Center-specific phthalate levels were also analyzed. The geometric mean values are described in the following order: Ulsan, Ewha, and Dankook. The mean values of MEOHP concentrations in the maternal group were 10.22 µg/L, 17.82 µg/L, and 12.88 µg/L; in the birth group, they were 4.00 µg/L, 6.92 µg/L, and 6.25 µg/L. The mean values of MEHHP concentrations were 9.50 µg/L, 16.55 µg/L, and 11.87 µg/L in the maternal group samples and 2.58 µg/L, 4.55 µg/L, and 2.63 µg/L in the birth group samples. The mean values of MnBP concentrations were 27.52 µg/L, 32.98 µg/L, and 41.12 µg/L in the maternal group and 17.26 µg/L, 28.92 µg/L, and 36.29 µg/L for the birth group. Finally, the mean values for DEHP concentrations in the maternal group samples were 19.98 µg/L, 35.13 µg/L, and 25.12 µg/L and in the birth group were 6.69 µg/L, 11.93 µg/L, and 9.16 µg/L. To test for differences in exposure levels among the three centers, Welch’s one-way test24 was performed on the log2-transformed data. For maternal group subjects, the test results for the concentrations of MEOHP, MEHHP, MnBP, and DEHP had p-values of 5.4E-03, 8.5E-03, 3.5E-01, and 5.1E-03, respectively, and for birth group subjects, the p-values were 8.3E-02, 1.3E-01, 2.5E-02, and 8.2E-02, respectively. Therefore, a meta-analysis was performed to combine the results from the three centers. The center-specific and total violin plots as well as the p-values of Welch’s one-way test are shown in Fig. 1.

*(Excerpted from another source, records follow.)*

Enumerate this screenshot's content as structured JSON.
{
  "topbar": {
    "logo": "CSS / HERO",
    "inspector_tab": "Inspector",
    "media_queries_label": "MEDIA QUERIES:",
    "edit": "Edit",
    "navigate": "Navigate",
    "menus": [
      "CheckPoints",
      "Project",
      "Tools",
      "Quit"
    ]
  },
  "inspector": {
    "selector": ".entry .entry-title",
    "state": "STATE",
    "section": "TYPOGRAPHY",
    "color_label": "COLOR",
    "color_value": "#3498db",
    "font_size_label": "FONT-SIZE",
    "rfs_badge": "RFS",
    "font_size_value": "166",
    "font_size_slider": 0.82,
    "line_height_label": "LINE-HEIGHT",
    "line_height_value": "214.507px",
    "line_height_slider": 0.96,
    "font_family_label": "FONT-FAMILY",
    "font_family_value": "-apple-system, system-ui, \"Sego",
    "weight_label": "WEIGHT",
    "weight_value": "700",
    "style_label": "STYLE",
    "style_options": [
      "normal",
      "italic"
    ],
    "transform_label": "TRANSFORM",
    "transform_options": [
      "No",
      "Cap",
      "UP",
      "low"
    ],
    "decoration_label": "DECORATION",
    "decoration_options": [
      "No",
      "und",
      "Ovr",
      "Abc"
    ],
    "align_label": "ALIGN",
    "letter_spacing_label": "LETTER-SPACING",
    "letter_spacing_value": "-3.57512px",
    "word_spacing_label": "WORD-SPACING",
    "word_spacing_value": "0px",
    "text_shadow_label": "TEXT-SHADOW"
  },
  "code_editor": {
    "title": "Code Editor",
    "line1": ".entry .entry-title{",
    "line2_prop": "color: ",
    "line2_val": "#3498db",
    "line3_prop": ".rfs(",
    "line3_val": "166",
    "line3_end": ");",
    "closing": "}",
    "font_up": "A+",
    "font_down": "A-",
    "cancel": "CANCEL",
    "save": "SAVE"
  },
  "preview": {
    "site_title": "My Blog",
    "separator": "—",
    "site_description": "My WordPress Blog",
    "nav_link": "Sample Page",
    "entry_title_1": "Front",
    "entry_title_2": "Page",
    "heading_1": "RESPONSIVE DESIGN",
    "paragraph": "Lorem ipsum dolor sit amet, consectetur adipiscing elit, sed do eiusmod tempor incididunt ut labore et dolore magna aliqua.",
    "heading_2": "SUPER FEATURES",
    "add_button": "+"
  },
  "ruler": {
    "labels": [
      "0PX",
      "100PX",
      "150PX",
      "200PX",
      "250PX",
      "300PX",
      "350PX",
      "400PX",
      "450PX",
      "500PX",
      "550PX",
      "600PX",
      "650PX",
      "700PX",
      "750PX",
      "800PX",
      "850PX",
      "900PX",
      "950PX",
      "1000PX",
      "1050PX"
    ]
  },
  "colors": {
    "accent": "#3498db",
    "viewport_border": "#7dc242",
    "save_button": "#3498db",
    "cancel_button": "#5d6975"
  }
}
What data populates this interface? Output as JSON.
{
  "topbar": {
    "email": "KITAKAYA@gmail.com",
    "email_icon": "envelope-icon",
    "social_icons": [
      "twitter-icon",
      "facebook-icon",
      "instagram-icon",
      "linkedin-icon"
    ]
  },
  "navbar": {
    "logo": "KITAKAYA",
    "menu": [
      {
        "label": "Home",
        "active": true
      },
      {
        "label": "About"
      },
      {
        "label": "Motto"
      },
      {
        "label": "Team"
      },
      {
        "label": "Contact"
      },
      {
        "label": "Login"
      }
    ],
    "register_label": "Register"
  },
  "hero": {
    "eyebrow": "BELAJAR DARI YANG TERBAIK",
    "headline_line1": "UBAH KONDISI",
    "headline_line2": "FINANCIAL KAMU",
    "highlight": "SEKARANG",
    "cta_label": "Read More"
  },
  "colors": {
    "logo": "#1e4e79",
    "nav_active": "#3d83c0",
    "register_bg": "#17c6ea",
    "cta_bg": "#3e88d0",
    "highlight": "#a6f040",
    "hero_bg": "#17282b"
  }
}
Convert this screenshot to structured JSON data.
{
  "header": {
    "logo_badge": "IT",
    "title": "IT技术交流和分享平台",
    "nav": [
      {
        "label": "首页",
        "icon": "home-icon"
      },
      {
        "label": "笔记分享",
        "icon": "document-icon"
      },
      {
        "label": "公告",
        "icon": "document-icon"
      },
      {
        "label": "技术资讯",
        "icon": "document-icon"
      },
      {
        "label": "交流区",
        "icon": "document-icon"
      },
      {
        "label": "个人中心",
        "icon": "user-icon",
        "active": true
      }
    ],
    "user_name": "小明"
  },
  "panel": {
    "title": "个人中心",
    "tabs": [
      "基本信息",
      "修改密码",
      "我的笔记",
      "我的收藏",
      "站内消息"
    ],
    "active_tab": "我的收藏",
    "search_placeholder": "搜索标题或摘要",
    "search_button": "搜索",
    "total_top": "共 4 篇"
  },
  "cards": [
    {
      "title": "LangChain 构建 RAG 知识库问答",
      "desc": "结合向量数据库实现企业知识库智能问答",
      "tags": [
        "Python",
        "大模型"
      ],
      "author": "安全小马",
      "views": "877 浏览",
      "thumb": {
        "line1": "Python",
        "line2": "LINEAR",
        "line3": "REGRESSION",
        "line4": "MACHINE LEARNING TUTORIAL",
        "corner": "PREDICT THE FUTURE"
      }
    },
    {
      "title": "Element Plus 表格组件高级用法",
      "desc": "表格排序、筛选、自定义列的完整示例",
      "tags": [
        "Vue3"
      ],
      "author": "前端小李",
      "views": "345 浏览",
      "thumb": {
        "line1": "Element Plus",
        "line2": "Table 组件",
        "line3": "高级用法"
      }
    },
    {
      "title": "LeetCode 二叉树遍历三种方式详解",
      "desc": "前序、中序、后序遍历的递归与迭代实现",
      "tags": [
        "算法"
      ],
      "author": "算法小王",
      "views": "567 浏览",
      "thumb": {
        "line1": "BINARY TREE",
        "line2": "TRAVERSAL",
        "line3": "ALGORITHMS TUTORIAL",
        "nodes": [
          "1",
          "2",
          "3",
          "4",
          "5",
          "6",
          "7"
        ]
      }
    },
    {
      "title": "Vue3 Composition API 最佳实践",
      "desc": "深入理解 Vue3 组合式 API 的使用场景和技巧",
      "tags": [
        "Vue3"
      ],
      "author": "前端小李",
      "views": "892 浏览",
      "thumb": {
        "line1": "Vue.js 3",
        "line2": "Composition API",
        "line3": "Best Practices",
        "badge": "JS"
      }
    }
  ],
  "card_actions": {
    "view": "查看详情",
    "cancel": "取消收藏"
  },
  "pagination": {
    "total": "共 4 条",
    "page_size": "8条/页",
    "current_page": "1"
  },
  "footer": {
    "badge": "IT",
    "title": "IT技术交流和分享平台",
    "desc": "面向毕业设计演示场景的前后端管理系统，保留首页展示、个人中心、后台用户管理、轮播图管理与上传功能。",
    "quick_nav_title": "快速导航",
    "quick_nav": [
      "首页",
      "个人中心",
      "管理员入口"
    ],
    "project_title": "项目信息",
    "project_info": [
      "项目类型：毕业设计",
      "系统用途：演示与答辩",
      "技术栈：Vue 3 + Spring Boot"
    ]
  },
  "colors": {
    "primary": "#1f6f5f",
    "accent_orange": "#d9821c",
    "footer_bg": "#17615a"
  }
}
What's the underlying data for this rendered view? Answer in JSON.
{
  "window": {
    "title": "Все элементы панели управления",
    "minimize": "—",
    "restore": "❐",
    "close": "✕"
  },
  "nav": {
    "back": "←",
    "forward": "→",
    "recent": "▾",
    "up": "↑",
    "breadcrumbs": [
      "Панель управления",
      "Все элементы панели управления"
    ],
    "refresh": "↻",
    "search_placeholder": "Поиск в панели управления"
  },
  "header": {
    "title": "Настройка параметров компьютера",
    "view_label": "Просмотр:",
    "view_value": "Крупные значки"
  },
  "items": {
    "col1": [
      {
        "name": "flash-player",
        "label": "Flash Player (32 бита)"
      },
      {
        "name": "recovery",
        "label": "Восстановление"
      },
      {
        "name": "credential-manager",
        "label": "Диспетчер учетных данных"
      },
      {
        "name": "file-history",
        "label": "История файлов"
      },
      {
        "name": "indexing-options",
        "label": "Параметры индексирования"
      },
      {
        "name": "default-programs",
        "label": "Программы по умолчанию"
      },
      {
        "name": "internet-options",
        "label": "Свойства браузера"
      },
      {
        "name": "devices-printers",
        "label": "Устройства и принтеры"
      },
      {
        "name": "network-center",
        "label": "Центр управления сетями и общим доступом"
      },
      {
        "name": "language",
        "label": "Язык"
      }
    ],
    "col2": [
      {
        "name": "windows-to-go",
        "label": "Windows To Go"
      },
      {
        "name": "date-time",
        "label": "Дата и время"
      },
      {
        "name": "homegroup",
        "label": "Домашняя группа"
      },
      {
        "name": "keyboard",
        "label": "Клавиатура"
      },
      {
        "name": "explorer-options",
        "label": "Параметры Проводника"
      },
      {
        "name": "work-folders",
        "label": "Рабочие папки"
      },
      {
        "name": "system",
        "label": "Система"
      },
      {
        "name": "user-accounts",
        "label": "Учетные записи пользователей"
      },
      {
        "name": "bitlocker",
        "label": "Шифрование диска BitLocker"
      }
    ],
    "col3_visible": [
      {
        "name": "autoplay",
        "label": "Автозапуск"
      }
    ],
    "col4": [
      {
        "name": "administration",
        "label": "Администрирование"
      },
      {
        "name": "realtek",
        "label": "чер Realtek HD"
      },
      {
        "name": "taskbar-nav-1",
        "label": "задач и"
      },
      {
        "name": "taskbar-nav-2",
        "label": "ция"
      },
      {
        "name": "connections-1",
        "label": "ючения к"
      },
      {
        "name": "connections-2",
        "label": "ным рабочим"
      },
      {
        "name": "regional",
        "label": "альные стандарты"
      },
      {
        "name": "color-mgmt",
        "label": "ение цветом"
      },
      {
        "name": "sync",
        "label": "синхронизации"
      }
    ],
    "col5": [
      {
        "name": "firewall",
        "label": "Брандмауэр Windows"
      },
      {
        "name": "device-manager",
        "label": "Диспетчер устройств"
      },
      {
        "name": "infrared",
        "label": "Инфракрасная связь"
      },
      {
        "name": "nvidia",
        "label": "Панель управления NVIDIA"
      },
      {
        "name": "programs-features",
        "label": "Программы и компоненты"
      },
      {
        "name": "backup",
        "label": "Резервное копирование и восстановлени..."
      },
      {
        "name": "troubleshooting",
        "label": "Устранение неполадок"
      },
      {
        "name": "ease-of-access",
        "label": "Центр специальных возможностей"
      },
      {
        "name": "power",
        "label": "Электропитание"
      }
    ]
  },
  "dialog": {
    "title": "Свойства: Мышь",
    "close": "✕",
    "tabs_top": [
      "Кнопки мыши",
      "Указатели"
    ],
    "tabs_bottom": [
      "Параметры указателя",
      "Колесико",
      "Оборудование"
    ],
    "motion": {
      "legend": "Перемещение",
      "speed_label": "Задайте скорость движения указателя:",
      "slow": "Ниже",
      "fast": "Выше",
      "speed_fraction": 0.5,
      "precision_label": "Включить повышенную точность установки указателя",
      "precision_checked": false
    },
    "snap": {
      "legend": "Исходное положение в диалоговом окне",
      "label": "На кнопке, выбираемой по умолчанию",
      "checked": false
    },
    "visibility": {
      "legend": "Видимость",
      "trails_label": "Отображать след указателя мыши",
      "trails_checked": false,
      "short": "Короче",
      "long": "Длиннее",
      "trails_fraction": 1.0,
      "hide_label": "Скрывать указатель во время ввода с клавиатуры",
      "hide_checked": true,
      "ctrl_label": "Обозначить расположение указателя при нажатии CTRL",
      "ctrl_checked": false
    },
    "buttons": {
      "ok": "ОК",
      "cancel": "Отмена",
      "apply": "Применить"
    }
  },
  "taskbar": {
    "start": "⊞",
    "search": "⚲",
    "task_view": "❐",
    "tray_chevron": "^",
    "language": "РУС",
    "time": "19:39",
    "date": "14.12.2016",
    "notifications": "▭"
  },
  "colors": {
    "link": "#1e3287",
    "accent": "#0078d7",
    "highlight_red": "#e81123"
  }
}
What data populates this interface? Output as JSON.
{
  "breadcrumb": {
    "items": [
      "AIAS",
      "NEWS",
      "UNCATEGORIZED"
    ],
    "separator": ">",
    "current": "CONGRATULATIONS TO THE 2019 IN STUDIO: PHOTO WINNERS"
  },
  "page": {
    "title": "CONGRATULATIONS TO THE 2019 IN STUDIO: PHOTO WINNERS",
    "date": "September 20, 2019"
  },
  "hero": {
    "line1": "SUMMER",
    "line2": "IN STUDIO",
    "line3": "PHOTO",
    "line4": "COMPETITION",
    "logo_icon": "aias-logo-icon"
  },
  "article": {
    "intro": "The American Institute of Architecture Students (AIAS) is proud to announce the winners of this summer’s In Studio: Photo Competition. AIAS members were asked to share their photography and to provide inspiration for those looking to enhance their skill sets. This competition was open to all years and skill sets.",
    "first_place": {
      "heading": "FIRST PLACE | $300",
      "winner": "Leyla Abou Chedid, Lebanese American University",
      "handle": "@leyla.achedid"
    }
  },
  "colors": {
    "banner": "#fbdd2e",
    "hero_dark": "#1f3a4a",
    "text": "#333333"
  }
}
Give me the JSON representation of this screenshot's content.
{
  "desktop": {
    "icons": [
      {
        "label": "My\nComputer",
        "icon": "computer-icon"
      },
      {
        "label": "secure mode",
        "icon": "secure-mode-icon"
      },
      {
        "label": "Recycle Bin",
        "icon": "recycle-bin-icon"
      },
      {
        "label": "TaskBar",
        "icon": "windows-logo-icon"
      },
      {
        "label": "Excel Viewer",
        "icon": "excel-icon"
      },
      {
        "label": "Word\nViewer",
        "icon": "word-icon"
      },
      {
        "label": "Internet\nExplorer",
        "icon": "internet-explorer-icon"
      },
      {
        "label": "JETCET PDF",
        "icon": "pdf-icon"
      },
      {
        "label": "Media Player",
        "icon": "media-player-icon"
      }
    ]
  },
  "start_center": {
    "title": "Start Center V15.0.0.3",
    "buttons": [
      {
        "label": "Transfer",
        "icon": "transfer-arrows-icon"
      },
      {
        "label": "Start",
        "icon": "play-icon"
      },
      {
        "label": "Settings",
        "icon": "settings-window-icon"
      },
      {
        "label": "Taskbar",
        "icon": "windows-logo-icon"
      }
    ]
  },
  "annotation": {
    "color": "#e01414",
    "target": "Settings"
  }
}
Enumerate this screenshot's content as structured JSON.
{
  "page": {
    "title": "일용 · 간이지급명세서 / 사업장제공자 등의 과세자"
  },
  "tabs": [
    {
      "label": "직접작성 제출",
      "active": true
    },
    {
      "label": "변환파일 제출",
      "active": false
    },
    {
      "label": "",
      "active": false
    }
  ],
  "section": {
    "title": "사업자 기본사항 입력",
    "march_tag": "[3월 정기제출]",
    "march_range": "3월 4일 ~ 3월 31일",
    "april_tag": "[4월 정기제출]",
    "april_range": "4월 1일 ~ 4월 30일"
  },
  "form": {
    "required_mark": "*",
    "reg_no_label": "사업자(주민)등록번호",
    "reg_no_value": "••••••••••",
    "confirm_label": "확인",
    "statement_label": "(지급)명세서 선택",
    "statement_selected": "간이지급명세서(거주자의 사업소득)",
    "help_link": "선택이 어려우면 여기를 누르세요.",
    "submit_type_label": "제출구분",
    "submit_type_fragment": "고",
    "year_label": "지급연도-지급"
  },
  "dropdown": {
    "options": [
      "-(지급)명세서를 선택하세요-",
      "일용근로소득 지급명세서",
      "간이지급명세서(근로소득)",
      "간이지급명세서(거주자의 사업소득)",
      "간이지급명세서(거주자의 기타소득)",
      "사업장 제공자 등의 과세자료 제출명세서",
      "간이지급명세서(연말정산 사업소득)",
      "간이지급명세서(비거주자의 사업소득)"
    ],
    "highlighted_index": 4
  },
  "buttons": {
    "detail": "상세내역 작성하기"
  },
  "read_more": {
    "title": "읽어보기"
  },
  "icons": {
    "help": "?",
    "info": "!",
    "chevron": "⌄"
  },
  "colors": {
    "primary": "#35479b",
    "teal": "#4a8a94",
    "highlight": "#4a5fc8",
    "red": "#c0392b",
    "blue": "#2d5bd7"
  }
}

Detection of differentially methylated positions (DMPs)
After quality control, 793,925 CpGs were tested for their association with phthalate concentrations. Based on the FDR-adjusted 0.05 significance level using the Benjamini–Hochberg method and absolute value of weighted beta over 0.1, no CpGs were significantly associated with the four phthalate concentrations in the maternal group samples. Under the same threshold, cg12469381 and cg11229715 had a significant association with MEOHP and MnBP concentrations in the birth group samples, respectively. The center-specific and meta-combined regression coefficients, p-values, and annotation results are shown in Table 2. EWAS for DEHP exposure in the birth group also revealed one significant CpG, cg16419298, under the FDR-adjusted significance level of 0.05; however, the meta-combined regression coefficient was 0.024, which was not above the 0.1 threshold.
Table 2.
CpG ID | Chr | Position | Coefficient (US) | p-value (US) | Coefficient (EW) | p-value (EW) | Coefficient (DK) | p-value (DK) | Coefficient (meta) | p-value (meta) | B-H adjusted | Gene annotation | CpG island annotation |
---|---|---|---|---|---|---|---|---|---|---|---|---|---|
(A) Urine MEOHP at birth | |||||||||||||
cg12469381 | 7 | 29,519,297 | − 0.076 | 1.9E−03 | − 0.6 | 4.4E−06 | 0.078 | 5.4E−01 | − 0.36 | 5.0E−08 | 4.0E−02 | CHN2;CHN2 | – |
Urine MnBP at birth | |||||||||||||
cg11229715 | 2 | 225,441,832 | − 0.009 | 5.6E−01 | − 0.44 | 3.4E−06 | − 0.29 | 1.2E−05 | − 0.31 | 2.5E−08 | 2.0E−02 | CUL3 | – |
CpG ID | Chr | Position | logFC | AveExpr | t | p-value | B-H adjusted p-value | Gene annotation | CpG island annotation | ||||
---|---|---|---|---|---|---|---|---|---|---|---|---|---|
(B) Urine MnBP at birth, females | |||||||||||||
cg05353481 | 7 | 143,806,743 | 0.0339 | 0.8739 | 7.3136 | 6.5E−09 | 5.2E−03 | OR2A2 | – | ||||
cg22290225 | 15 | 66,319,931 | 0.0141 | 0.5484 | 6.7664 | 3.8E−08 | 1.5E−02 | MEGF11 | ? |
Chr: chromosome; B-H: Benjamini-Hochberg; –: No CpG island annotation matched.
?: unknown; –: No CpG island annotation matched.
The sex-specific EWAS analysis revealed two significant CpGs associated with MnBP concentration in females in the birth group, cg05353481 and cg22290225, with an FDR-adjusted significance level of 0.05 (Table 2).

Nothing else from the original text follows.